I am completing exercises in the book Mathematical Statistics: Basic Ideas and Selected Topics regarding proving or disproving that a model is identifiable.
The problem I am struggling with considers $X_1, \ldots, X_n$ where $X_i \sim \text{N}(\alpha_i + \mu, \sigma^2)$. I am attempting to prove that the parametrization $$ \mathcal{P} = \left\{ P_\theta \left\vert \theta = (\alpha_1, \ldots, \alpha_n, \mu, \sigma^2) \colon \sum_{i=1}^{n} \alpha_i = 0, \right. \mu \in \mathbb{R}, \sigma > 0 \right\} $$ where $$ P_\theta = \prod_{i=1}^{n} f(x_i \vert \theta) = \prod_{i=1}^{n} \frac{1}{\sqrt{2\pi} \sigma} e^{ -\frac{(x_i - \alpha_i - \mu)^2}{2 \sigma^2} } $$ is in fact identifiable.
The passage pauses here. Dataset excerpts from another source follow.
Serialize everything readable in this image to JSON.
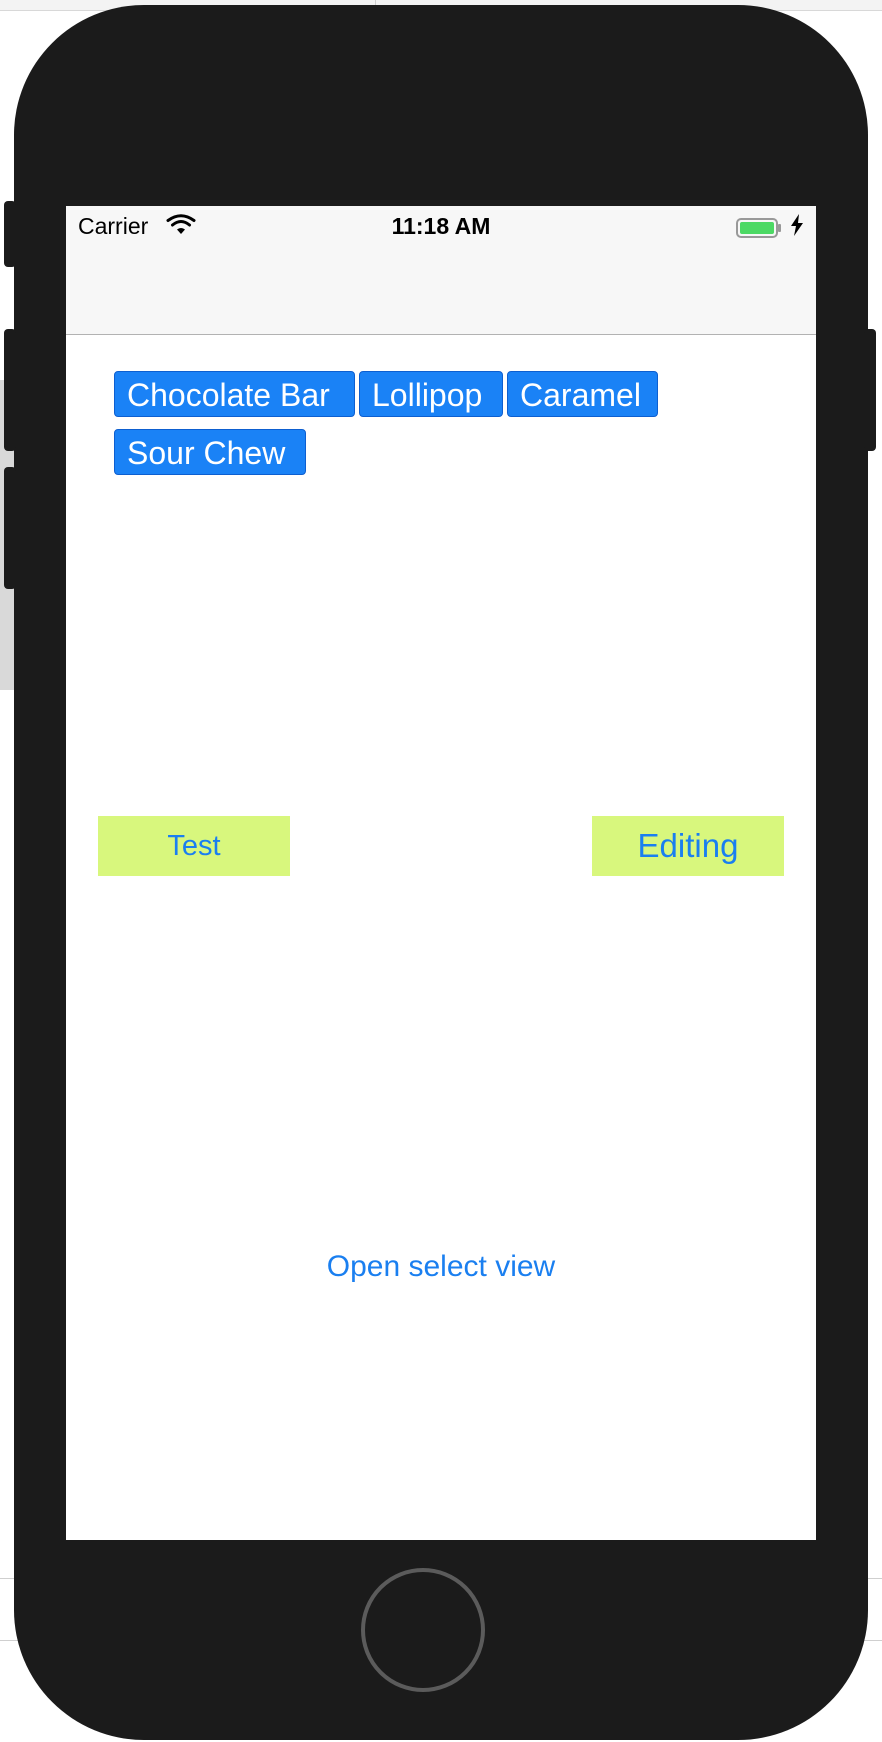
{
  "status_bar": {
    "carrier": "Carrier",
    "time": "11:18 AM",
    "wifi_icon": "wifi-icon",
    "battery_icon": "battery-full-icon",
    "charging_icon": "lightning-bolt-icon"
  },
  "tags": [
    {
      "label": "Chocolate Bar"
    },
    {
      "label": "Lollipop"
    },
    {
      "label": "Caramel"
    },
    {
      "label": "Sour Chew"
    }
  ],
  "buttons": {
    "test_label": "Test",
    "editing_label": "Editing",
    "open_select_label": "Open select view"
  },
  "colors": {
    "tag_background": "#1a82f6",
    "button_background": "#d8f77d",
    "link_text": "#1a7ff0",
    "device_body": "#1b1b1b"
  }
}
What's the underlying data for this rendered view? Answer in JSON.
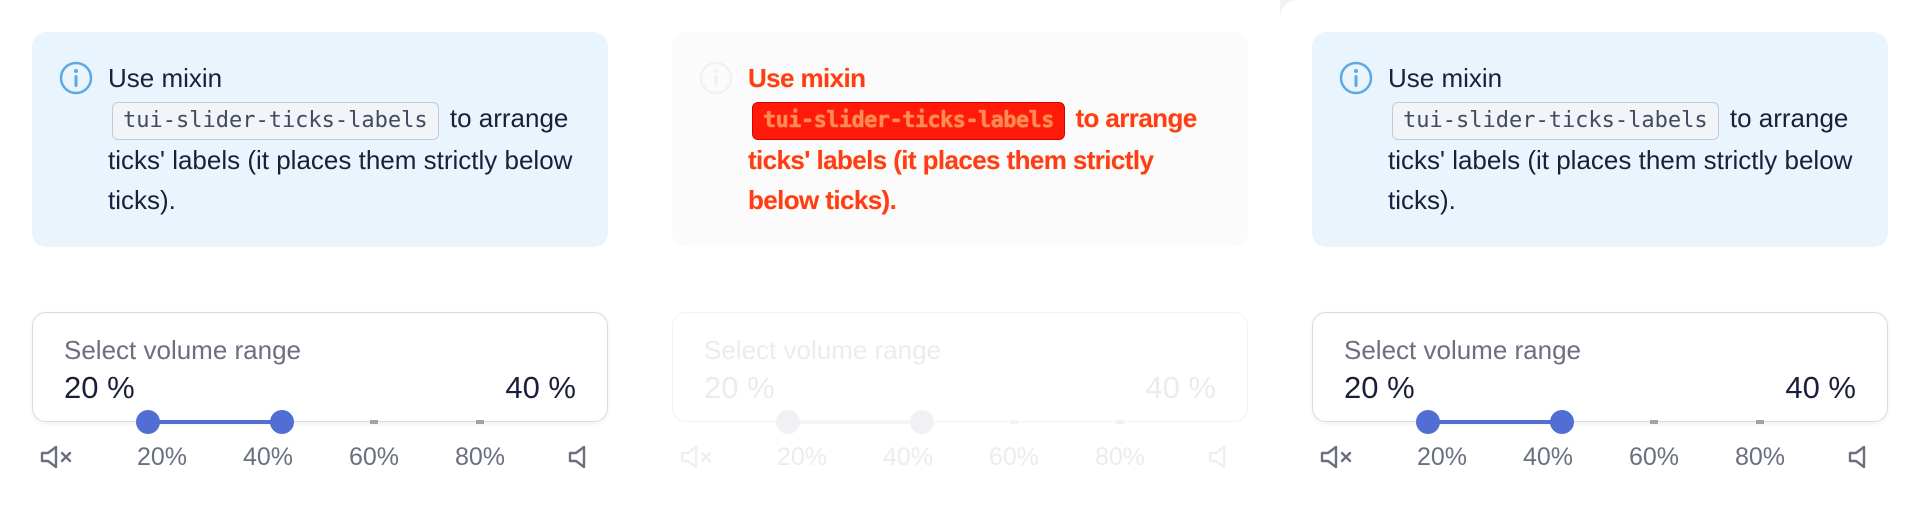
{
  "panels": [
    {
      "note": {
        "lead": "Use mixin",
        "code": "tui-slider-ticks-labels",
        "tail": " to arrange ticks' labels (it places them strictly below ticks)."
      },
      "slider": {
        "label": "Select volume range",
        "value_left": "20 %",
        "value_right": "40 %",
        "range_from": 0.25,
        "range_to": 0.5
      },
      "ticks": [
        "20%",
        "40%",
        "60%",
        "80%"
      ]
    },
    {
      "note": {
        "lead": "Use mixin",
        "code": "tui-slider-ticks-labels",
        "tail": " to arrange ticks' labels (it places them strictly below ticks)."
      },
      "slider": {
        "label": "Select volume range",
        "value_left": "20 %",
        "value_right": "40 %",
        "range_from": 0.25,
        "range_to": 0.5
      },
      "ticks": [
        "20%",
        "40%",
        "60%",
        "80%"
      ]
    },
    {
      "note": {
        "lead": "Use mixin",
        "code": "tui-slider-ticks-labels",
        "tail": " to arrange ticks' labels (it places them strictly below ticks)."
      },
      "slider": {
        "label": "Select volume range",
        "value_left": "20 %",
        "value_right": "40 %",
        "range_from": 0.25,
        "range_to": 0.5
      },
      "ticks": [
        "20%",
        "40%",
        "60%",
        "80%"
      ]
    }
  ],
  "icons": {
    "info": "info-icon",
    "mute": "volume-mute-icon",
    "volume": "volume-icon"
  },
  "colors": {
    "accent": "#526ed3",
    "note_bg": "#eaf4fd",
    "info_blue": "#5aa9e6"
  }
}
After reading the post "Identifiability of normal distribution", it was a very simple exercise to prove that $$ \mathcal{P} = \left\{ P_\theta \left\vert \theta = (\alpha_1, \ldots, \alpha_n, \mu, \sigma^2) \colon \alpha_i \in \mathbb{R}, \right. \mu \in \mathbb{R}, \sigma > 0 \right\} $$ is not identifiable, and the comments in the post suggest that the model I am struggling with is identifiable.
After reading posts like "What is model identifiability?" and "Is the following parametrizations identifiable?", I know what I must do: I must prove $P_{\theta_1} = P_{\theta_2} \implies \theta_1 = \theta_2$, or equivalently $\theta_1 \neq \theta_2 \implies P_{\theta_1} \neq P_{\theta_2}$. This is where I run into issues with either approach.
First, I start with an attempt at $P_{\theta_1} = P_{\theta_2} \implies \theta_1 = \theta_2$. Let $$ \theta_j = (\alpha_{j1}, \ldots, \alpha_{jn}, \mu_j, \sigma_j^2) $$ so that $$ P_{\theta_j} = \prod_{i=1}^{n} \frac{1}{\sqrt{2\pi} \sigma_j} e^{ -\frac{(x_i - \alpha_{ji} - \mu_j)^2}{2 \sigma_j^2} } $$ Now, if $P_{\theta_1} = P_{\theta_2}$, then $$ \prod_{i=1}^{n} \frac{1}{\sqrt{2\pi} \sigma_1} e^{ -\frac{(x_i - \alpha_{1i} - \mu_1)^2}{2 \sigma_1^2} } = \prod_{i=1}^{n} \frac{1}{\sqrt{2\pi} \sigma_2} e^{ -\frac{(x_i - \alpha_{2i} - \mu_2)^2}{2 \sigma_2^2} } $$ This is where I get stuck, and I have made it almost no where. I could expand the products to get summations in the exponent of the $e^{(\cdot)}$ terms, but my algebra does not seem to provide anything useful. I may be able to make some argument about the coefficients $\frac{1}{\sqrt{2\pi} \sigma_j}$ being equal but this only provides that one component of the $\theta$s are equal.
If I instead attempt to prove $\theta_1 \neq \theta_2 \implies P_{\theta_1} \neq P_{\theta_2}$, I run into similar issues. In my work, I set $P_{\theta_1} = P_{\theta_2}$ in a attempt to produce some contradiction to the assumption $\theta_1 \neq \theta_2$, but I again have no intuition as to where to take an expression of the form $P_{\theta_1} = P_{\theta_2}$.
In all, I am stuck with either approach. I know I need to use the restriction $$ \sum_{i=1}^{n} \alpha_i = 0 $$ but I am not sure how exactly. I thought to maybe use something like $$ \alpha_1 = - \sum_{i = 2}^{n} \alpha_i $$ or more generally $$ \alpha_k = - \sum_{i \neq k}^{n} \alpha_i $$ to replace one of the parameters in $P_\theta$ but I again got trapped in the algebra.
How should I proceed? Am I correct in thinking I need to use something like $$ \alpha_k = - \sum_{i \neq k}^{n} \alpha_i $$ in my expressions for $P_{\theta_1} = P_{\theta_2}$, or is the approach more subtle? Any guidance is greatly appreciated.